I'm not sure there is any benefit to #1 and #5.
For 1, the build won't be any cleaner because the merger/splitter has to make room for input/outputs. That would simply amount to exactly the same design layout as leaving it as it is now and just connecting a conveyor belt with a 90 degree turn.
In fact, I think that it would make builds harder and much less clean. The current mergers and splitters are simple boxes. It's very easy to squeeze them into small spots. However, if you have all of the outputs/inputs facing the same direction, then the shape of the merger/splitter needs to increased and elongated. This would make them much harder to place and consequently make them much harder to interact with.
In fact, I have a specific example in my build where I used 2 mergers, a splitter and a smart splitter to filter an assortment of oil products into a truck station. Basically, I wanted to sort fuel out of the line and put it into the fuel input of the truck station. But I only wanted it to do that while the station had room for fuel. I ran into an issue where the entire system would get clogged once the station filled with fuel because all of the fuel was trying to be split off the line, but the output was full. Therefore it held up the items behind it. The solution was to put a second splitter after the smart splitter that would then merge every 2nd fuel back onto the filling line. So, now once the truck station fills, all the fuel simply goes back onto the filling line. This would have been impossible build if all of the inputs and outputs where in the same direction because of the cramped space I built it in.

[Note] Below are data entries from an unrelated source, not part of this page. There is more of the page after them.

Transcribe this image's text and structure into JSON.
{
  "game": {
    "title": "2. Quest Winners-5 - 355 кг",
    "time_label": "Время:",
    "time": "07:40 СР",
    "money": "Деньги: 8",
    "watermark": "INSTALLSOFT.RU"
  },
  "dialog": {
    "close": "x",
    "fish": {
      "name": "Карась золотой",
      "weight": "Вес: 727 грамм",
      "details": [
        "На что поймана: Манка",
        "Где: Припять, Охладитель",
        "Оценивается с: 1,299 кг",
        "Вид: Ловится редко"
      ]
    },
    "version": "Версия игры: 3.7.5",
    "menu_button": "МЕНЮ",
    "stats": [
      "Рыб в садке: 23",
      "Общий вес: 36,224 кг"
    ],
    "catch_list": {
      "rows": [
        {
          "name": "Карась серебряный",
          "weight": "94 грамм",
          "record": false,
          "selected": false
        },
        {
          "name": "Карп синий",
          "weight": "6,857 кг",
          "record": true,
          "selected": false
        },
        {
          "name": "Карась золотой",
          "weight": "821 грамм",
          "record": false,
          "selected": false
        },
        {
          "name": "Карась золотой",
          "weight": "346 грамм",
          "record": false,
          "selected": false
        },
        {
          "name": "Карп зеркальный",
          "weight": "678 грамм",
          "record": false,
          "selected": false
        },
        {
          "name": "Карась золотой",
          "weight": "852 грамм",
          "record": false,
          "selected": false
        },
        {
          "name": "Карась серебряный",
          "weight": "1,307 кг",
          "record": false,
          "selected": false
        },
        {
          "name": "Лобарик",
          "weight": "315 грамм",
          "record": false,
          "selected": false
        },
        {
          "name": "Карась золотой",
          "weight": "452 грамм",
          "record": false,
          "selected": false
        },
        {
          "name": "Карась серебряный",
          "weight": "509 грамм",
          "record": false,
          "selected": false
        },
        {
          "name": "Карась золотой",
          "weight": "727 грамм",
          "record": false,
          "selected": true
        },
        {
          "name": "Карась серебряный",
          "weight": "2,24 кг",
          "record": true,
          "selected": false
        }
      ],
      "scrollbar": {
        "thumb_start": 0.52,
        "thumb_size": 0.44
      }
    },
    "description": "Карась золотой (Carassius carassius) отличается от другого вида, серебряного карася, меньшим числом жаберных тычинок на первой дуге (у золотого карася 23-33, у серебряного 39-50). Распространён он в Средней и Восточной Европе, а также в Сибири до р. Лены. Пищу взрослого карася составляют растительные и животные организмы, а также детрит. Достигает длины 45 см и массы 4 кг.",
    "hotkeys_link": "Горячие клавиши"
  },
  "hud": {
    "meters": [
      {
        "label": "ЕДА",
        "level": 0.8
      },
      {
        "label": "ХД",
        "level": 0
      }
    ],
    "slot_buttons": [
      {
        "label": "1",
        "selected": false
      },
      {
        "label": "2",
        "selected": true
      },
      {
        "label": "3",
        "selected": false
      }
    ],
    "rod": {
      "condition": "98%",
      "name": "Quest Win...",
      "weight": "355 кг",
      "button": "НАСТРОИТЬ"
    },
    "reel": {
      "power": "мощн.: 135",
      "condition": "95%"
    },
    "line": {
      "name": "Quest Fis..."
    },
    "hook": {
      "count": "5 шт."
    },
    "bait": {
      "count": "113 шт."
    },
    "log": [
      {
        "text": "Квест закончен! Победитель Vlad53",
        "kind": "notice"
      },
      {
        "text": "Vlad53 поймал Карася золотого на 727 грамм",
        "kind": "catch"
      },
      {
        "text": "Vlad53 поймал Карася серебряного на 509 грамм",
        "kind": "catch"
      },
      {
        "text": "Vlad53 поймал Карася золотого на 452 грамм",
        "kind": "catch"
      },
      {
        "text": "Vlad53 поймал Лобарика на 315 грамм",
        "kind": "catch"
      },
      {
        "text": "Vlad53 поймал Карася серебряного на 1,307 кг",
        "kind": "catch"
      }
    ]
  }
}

Now, it might be better for specific builds where you want all the inputs/outputs coming/going from one location, but for builds where they AREN'T coming/going from one direction, it becomes far more difficult.
As for #5, that also doesn't really make much sense to me because you can just build a chain of mergers/splitters to reach the desired number of inputs/outputs.
For a 1 to 2, just don't connect one belt.
We already have 1 to 3.
For 1 to 4, daisy chain two together, and leave one belt disconnected on the second. Connect it for 1 to 5.
Repeat the 1 to 4 method for 1 to 6.
The way that you would construct this would take up exactly the same amount of space as a specific 1 to X merger/splitter.
Everything else I agree with. For #4, I'd phrase it to be a ratio. Like for every 1 item going left, I want 2 going right. This should be an option on the smart splitter.